Narrativas e realidades: a crise da imprensa e o impacto político
A cobertura da imprensa sobre o desempenho econômico do governo expõe um dilema. Enquanto indicadores como crescimento do PIB e redução do desemprego deveriam dominar as manchetes, o foco recai frequentemente sobre as dificuldades cambiais e a pressão sobre a política fiscal. Como apontado pelo economista Thomas Piketty, “as narrativas econômicas frequentemente refletem não apenas dados, mas os interesses de quem as propaga”.
A desconfiança entre governo e mercado encontra eco em setores da mídia que, segundo críticos, amplificam as demandas da elite financeira, ignorando os impactos positivos de uma economia mais aquecida. Esse desalinhamento entre fatos e narrativas reforça a percepção de que a política econômica de Lula enfrenta desafios que vão além dos números, envolvendo disputas simbólicas e de credibilidade.

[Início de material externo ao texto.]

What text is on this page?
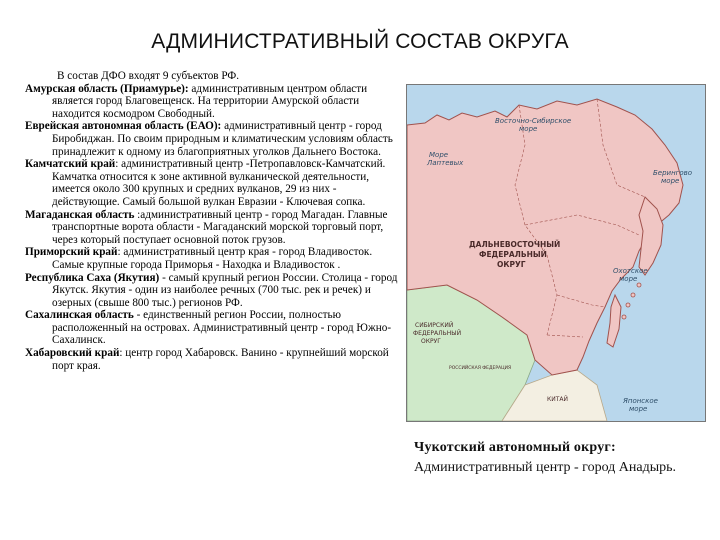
АДМИНИСТРАТИВНЫЙ СОСТАВ ОКРУГА
В состав ДФО входят 9 субъектов РФ.

Амурская область (Приамурье): административным центром области является город Благовещенск. На территории Амурской области находится космодром Свободный.

Еврейская автономная область (ЕАО): административный центр - город Биробиджан. По своим природным и климатическим условиям область принадлежит к одному из благоприятных уголков Дальнего Востока.

Камчатский край: административный центр -Петропавловск-Камчатский. Камчатка относится к зоне активной вулканической деятельности, имеется около 300 крупных и средних вулканов, 29 из них - действующие. Самый большой вулкан Евразии - Ключевая сопка.

Магаданская область :административный центр - город Магадан. Главные транспортные ворота области - Магаданский морской торговый порт, через который поступает основной поток грузов.

Приморский край: административный центр края - город Владивосток. Самые крупные города Приморья - Находка и Владивосток .

Республика Саха (Якутия) - самый крупный регион России. Столица - город Якутск. Якутия - один из наиболее речных (700 тыс. рек и речек) и озерных (свыше 800 тыс.) регионов РФ.

Сахалинская область - единственный регион России, полностью расположенный на островах. Административный центр - город Южно-Сахалинск.

Хабаровский край: центр город Хабаровск. Ванино - крупнейший морской порт края.

Восточно-Сибирское море
Море Лаптевых
Берингово море
ДАЛЬНЕВОСТОЧНЫЙ ФЕДЕРАЛЬНЫЙ ОКРУГ
СИБИРСКИЙ ФЕДЕРАЛЬНЫЙ ОКРУГ
Охотское море
Японское море
КИТАЙ
РОССИЙСКАЯ ФЕДЕРАЦИЯ
Чукотский автономный округ:
Административный центр - город Анадырь.
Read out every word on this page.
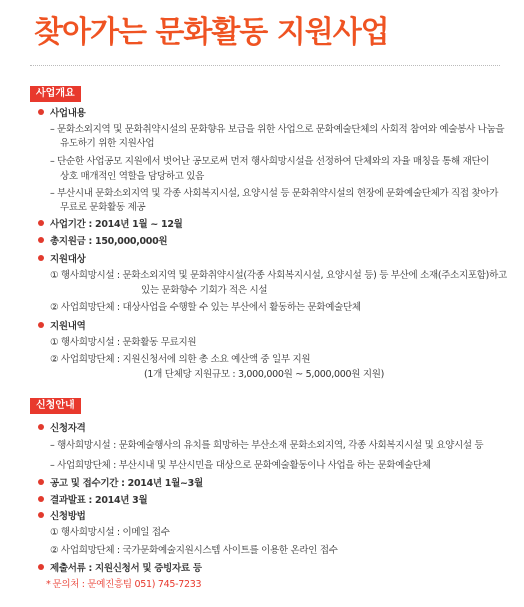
찾아가는 문화활동 지원사업
사업개요
사업내용
– 문화소외지역 및 문화취약시설의 문화향유 보급을 위한 사업으로 문화예술단체의 사회적 참여와 예술봉사 나눔을
유도하기 위한 지원사업
– 단순한 사업공모 지원에서 벗어난 공모로써 먼저 행사희망시설을 선정하여 단체와의 자율 매칭을 통해 재단이
상호 매개적인 역할을 담당하고 있음
– 부산시내 문화소외지역 및 각종 사회복지시설, 요양시설 등 문화취약시설의 현장에 문화예술단체가 직접 찾아가
무료로 문화활동 제공
사업기간 : 2014년 1월 ~ 12월
총지원금 : 150,000,000원
지원대상
① 행사희망시설 : 문화소외지역 및 문화취약시설(각종 사회복지시설, 요양시설 등) 등 부산에 소재(주소지포함)하고
있는 문화향수 기회가 적은 시설
② 사업희망단체 : 대상사업을 수행할 수 있는 부산에서 활동하는 문화예술단체
지원내역
① 행사희망시설 : 문화활동 무료지원
② 사업희망단체 : 지원신청서에 의한 총 소요 예산액 중 일부 지원
(1개 단체당 지원규모 : 3,000,000원 ~ 5,000,000원 지원)
신청안내
신청자격
– 행사희망시설 : 문화예술행사의 유치를 희망하는 부산소재 문화소외지역, 각종 사회복지시설 및 요양시설 등
– 사업희망단체 : 부산시내 및 부산시민을 대상으로 문화예술활동이나 사업을 하는 문화예술단체
공고 및 접수기간 : 2014년 1월~3월
결과발표 : 2014년 3월
신청방법
① 행사희망시설 : 이메일 접수
② 사업희망단체 : 국가문화예술지원시스템 사이트를 이용한 온라인 접수
제출서류 : 지원신청서 및 증빙자료 등
* 문의처 : 문예진흥팀 051) 745-7233
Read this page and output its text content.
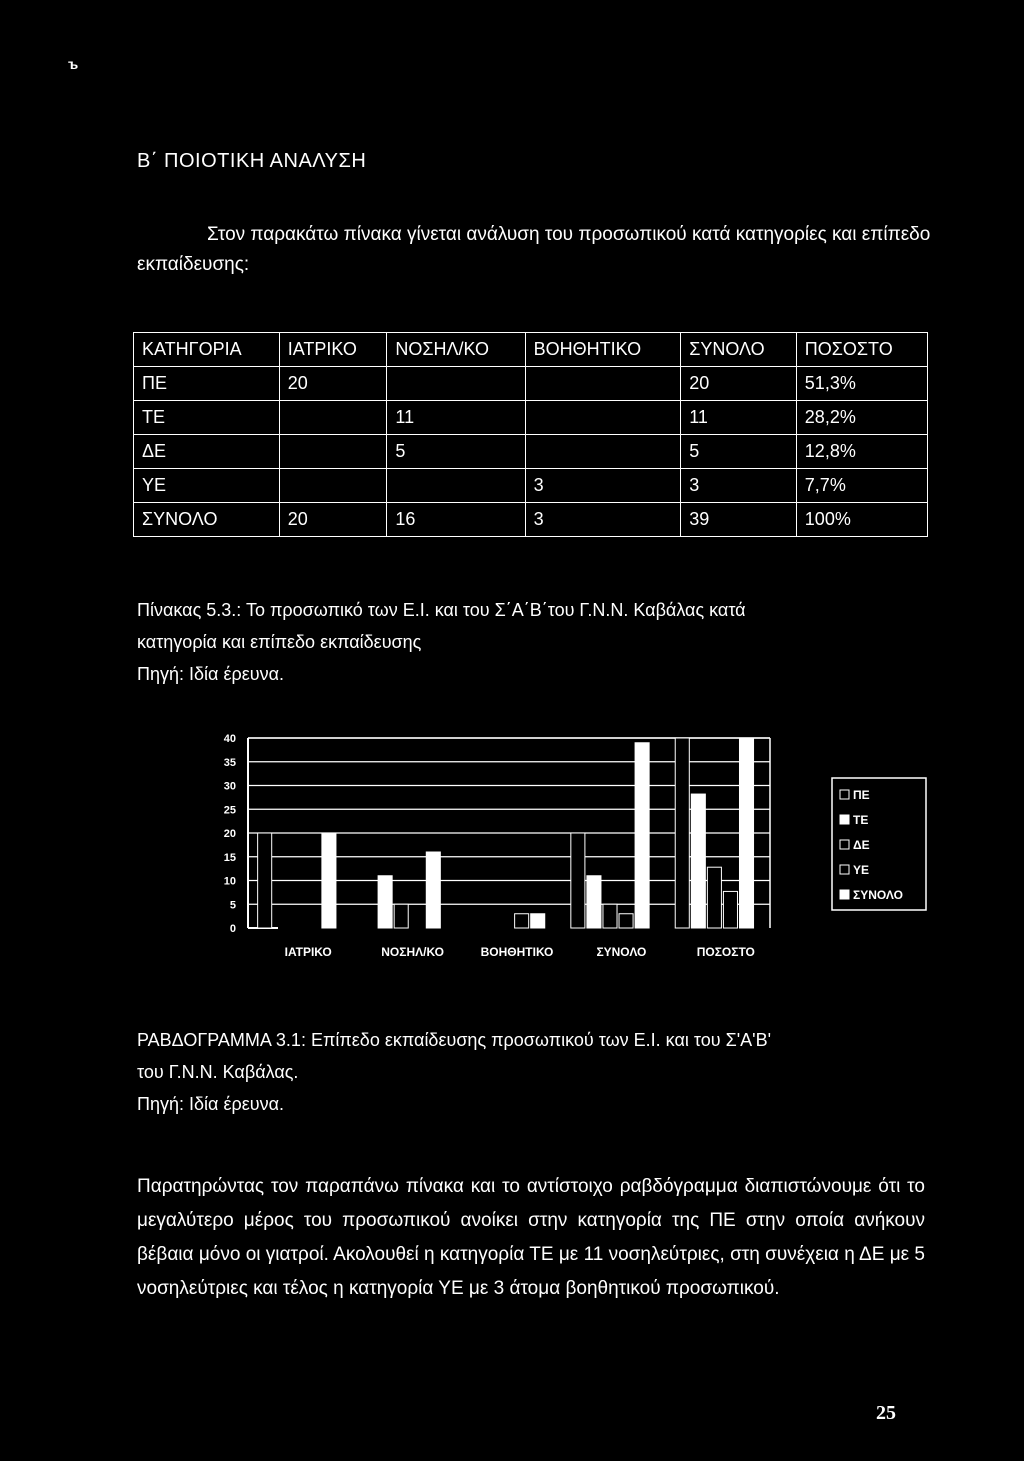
ъ
Β΄ ΠΟΙΟΤΙΚΗ ΑΝΑΛΥΣΗ
Στον παρακάτω πίνακα γίνεται ανάλυση του προσωπικού κατά κατηγορίες και επίπεδο εκπαίδευσης:
ΚΑΤΗΓΟΡΙΑ	ΙΑΤΡΙΚΟ	ΝΟΣΗΛ/ΚΟ	ΒΟΗΘΗΤΙΚΟ	ΣΥΝΟΛΟ	ΠΟΣΟΣΤΟ
ΠΕ	20			20	51,3%
ΤΕ		11		11	28,2%
ΔΕ		5		5	12,8%
ΥΕ			3	3	7,7%
ΣΥΝΟΛΟ	20	16	3	39	100%
Πίνακας 5.3.: Το προσωπικό των Ε.Ι. και του Σ΄Α΄Β΄του Γ.Ν.Ν. Καβάλας κατά
κατηγορία και επίπεδο εκπαίδευσης
Πηγή: Ιδία έρευνα.
40
35
30
25
20
15
10
5
0
ΙΑΤΡΙΚΟ	ΝΟΣΗΛ/ΚΟ	ΒΟΗΘΗΤΙΚΟ	ΣΥΝΟΛΟ	ΠΟΣΟΣΤΟ
ΠΕ
ΤΕ
ΔΕ
ΥΕ
ΣΥΝΟΛΟ
ΡΑΒΔΟΓΡΑΜΜΑ 3.1: Επίπεδο εκπαίδευσης προσωπικού των Ε.Ι. και του Σ'Α'Β'
του Γ.Ν.Ν. Καβάλας.
Πηγή: Ιδία έρευνα.
Παρατηρώντας τον παραπάνω πίνακα και το αντίστοιχο ραβδόγραμμα διαπιστώνουμε ότι το μεγαλύτερο μέρος του προσωπικού ανοίκει στην κατηγορία της ΠΕ στην οποία ανήκουν βέβαια μόνο οι γιατροί. Ακολουθεί η κατηγορία ΤΕ με 11 νοσηλεύτριες, στη συνέχεια η ΔΕ με 5 νοσηλεύτριες και τέλος η κατηγορία ΥΕ με 3 άτομα βοηθητικού προσωπικού.
25
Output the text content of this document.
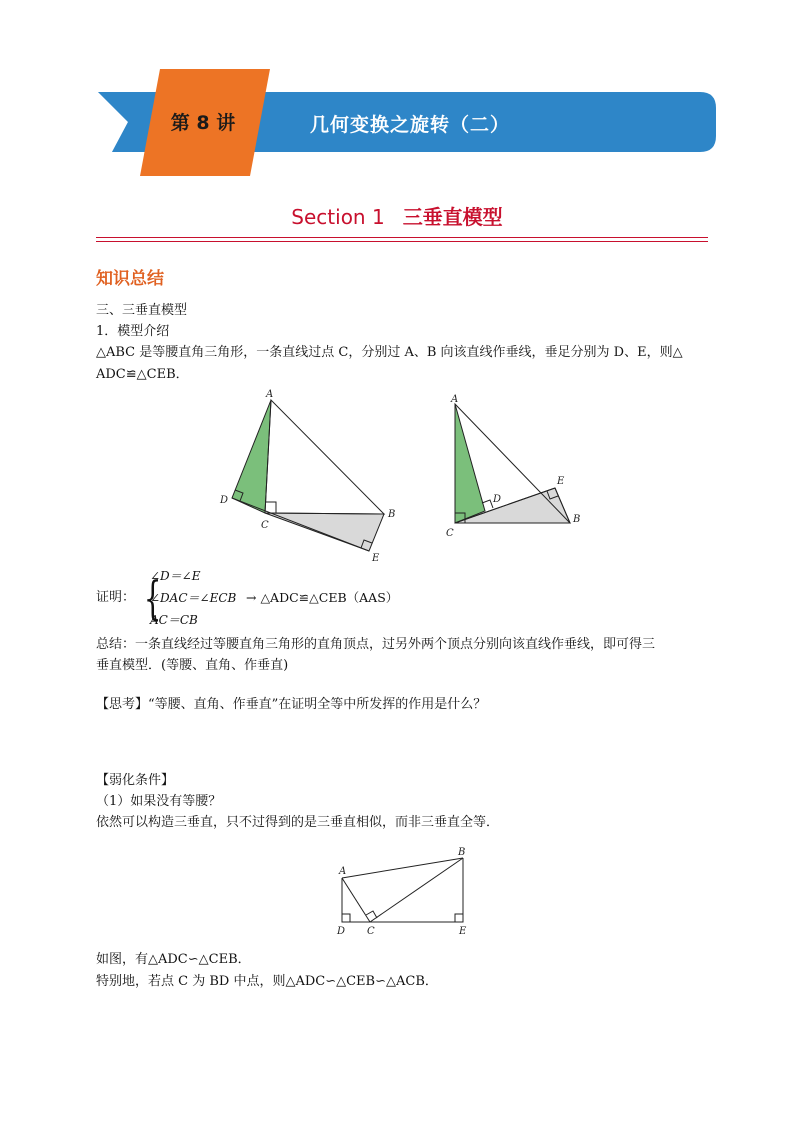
第 8 讲	几何变换之旋转（二）
Section 1 三垂直模型
知识总结
三、三垂直模型
1．模型介绍
△ABC 是等腰直角三角形，一条直线过点 C，分别过 A、B 向该直线作垂线，垂足分别为 D、E，则△
ADC≌△CEB．
A
B
C
D
E
A
B
C
D
E
证明： {
∠D＝∠E
∠DAC＝∠ECB
AC＝CB
→ △ADC≌△CEB（AAS）
总结：一条直线经过等腰直角三角形的直角顶点，过另外两个顶点分别向该直线作垂线，即可得三
垂直模型．(等腰、直角、作垂直)
【思考】“等腰、直角、作垂直”在证明全等中所发挥的作用是什么？
【弱化条件】
（1）如果没有等腰？
依然可以构造三垂直，只不过得到的是三垂直相似，而非三垂直全等．
A
B
C
D	E
如图，有△ADC∽△CEB．
特别地，若点 C 为 BD 中点，则△ADC∽△CEB∽△ACB．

Um novo capítulo para o Banco Central
A nomeação de Gabriel Galípolo e a reestruturação do Banco Central oferecem ao governo Lula uma oportunidade para redefinir a condução da política econômica. Mais do que nunca, a coordenação entre BC e Planalto será essencial para navegar as tensões políticas e consolidar os avanços econômicos.
No entanto, o sucesso de Galípolo dependerá de sua capacidade de traduzir estabilidade econômica em ganhos concretos para a população, ao mesmo tempo em que enfrenta as críticas persistentes de setores que têm se mostrado resistentes a mudanças. A posse do novo presidente pode marcar o início de uma política econômica mais alinhada com as necessidades do Brasil – mas os desafios continuam enormes.